Cell biochemistry and function

Type 1 diabetes exacerbates blood-brain barrier alterations during experimental epileptic seizures in an animal model.

PMID 26011758


The aim of this study was to perform the effects of diabetes on the permeability of the blood-brain barrier (BBB) during pentylenetetrazole (PTZ)-induced epileptic attacks. For this propose, the animals were divided into four groups. These groups contained were intact, PTZ-treated, diabetic and PTZ-treated diabetic individuals, respectively. To evaluate the functioning of the BBB, Evans blue was used as a BBB permeability indicator, and the expressions of zonula occludens-1 and glial fibrillary acidic protein involving the functioning of the BBB were determined immunohistochemically. Also, the changes in the release of serum tumour necrosis factor-alpha and interleukin-10 and interleukin-12 were studied by using enzyme-linked immunosorbent assay method.
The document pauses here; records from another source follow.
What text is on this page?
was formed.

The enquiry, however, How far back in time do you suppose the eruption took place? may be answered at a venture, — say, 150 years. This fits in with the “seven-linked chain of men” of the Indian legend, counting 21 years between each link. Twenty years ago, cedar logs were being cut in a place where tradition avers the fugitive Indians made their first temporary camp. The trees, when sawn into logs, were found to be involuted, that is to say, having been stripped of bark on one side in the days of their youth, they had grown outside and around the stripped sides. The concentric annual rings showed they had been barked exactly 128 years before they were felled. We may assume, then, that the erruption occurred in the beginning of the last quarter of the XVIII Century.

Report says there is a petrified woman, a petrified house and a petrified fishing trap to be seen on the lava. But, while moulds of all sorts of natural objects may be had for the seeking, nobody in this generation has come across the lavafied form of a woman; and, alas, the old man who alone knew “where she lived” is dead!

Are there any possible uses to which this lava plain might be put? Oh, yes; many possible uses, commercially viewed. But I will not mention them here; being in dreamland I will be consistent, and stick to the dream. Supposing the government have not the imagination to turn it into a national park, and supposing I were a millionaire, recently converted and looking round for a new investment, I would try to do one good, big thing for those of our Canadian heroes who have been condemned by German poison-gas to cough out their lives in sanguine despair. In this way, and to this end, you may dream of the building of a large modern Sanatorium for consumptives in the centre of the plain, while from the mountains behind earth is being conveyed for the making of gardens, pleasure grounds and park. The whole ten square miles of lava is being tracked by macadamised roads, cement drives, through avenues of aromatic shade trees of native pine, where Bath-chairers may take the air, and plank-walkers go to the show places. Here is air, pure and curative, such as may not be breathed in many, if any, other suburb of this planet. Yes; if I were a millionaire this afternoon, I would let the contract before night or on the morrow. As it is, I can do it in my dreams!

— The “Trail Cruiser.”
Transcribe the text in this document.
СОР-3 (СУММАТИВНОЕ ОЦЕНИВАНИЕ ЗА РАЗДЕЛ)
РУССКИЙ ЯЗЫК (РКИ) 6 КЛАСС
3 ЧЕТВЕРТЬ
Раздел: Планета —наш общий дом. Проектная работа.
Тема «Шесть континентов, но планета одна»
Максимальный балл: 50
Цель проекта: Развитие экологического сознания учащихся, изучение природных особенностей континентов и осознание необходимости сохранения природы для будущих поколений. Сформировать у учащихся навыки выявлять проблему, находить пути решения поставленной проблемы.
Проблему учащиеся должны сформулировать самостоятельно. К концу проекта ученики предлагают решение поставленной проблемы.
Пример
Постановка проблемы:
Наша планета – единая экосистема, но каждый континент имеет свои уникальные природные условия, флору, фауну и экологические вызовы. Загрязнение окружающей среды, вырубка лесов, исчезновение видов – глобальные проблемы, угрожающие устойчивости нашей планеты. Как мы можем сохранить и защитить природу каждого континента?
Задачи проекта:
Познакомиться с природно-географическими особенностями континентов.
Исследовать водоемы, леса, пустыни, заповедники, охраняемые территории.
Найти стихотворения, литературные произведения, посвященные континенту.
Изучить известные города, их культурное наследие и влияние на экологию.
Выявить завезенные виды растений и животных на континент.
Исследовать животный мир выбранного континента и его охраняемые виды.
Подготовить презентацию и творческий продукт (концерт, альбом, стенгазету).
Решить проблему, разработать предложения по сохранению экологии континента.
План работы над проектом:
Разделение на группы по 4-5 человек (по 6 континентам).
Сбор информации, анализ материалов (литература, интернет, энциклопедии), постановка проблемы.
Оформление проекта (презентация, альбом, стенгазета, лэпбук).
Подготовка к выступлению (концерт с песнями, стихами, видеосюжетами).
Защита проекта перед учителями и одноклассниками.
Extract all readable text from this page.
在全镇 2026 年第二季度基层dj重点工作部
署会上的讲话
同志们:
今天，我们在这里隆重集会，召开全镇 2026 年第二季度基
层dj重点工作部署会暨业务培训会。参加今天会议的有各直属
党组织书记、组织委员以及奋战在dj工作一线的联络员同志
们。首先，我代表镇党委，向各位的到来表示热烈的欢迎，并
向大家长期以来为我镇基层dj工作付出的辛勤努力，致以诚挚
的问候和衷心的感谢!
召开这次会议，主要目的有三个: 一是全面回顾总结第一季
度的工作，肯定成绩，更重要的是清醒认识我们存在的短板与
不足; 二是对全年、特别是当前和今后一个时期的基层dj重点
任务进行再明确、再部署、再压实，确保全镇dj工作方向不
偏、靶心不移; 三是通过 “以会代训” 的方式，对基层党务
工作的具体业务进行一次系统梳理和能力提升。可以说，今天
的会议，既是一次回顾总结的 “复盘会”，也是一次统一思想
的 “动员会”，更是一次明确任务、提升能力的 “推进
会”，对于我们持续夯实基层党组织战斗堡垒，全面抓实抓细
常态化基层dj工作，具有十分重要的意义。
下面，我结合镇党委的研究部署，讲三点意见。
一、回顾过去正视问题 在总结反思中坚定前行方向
BBB permeability in the seizures under diabetic conditions showed a considerable increase (p < 0·01) in all of the brain we studied. The immunoreactive staining intensity of zonula occludens-1 and glial fibrillary acidic protein was found reduced in the brain regions of diabetic rats (p < 0·01). However, the serum level of tumour necrosis factor-alpha increased in diabetes and diabetes + PTZ groups, and the serum level of interleukin-12 increased significantly in all experimental groups (p < 0·05). In conclusion, diabetes dramatically increases BBB damage during epileptic seizures, and it may be derived from an elevation of paracellular passage.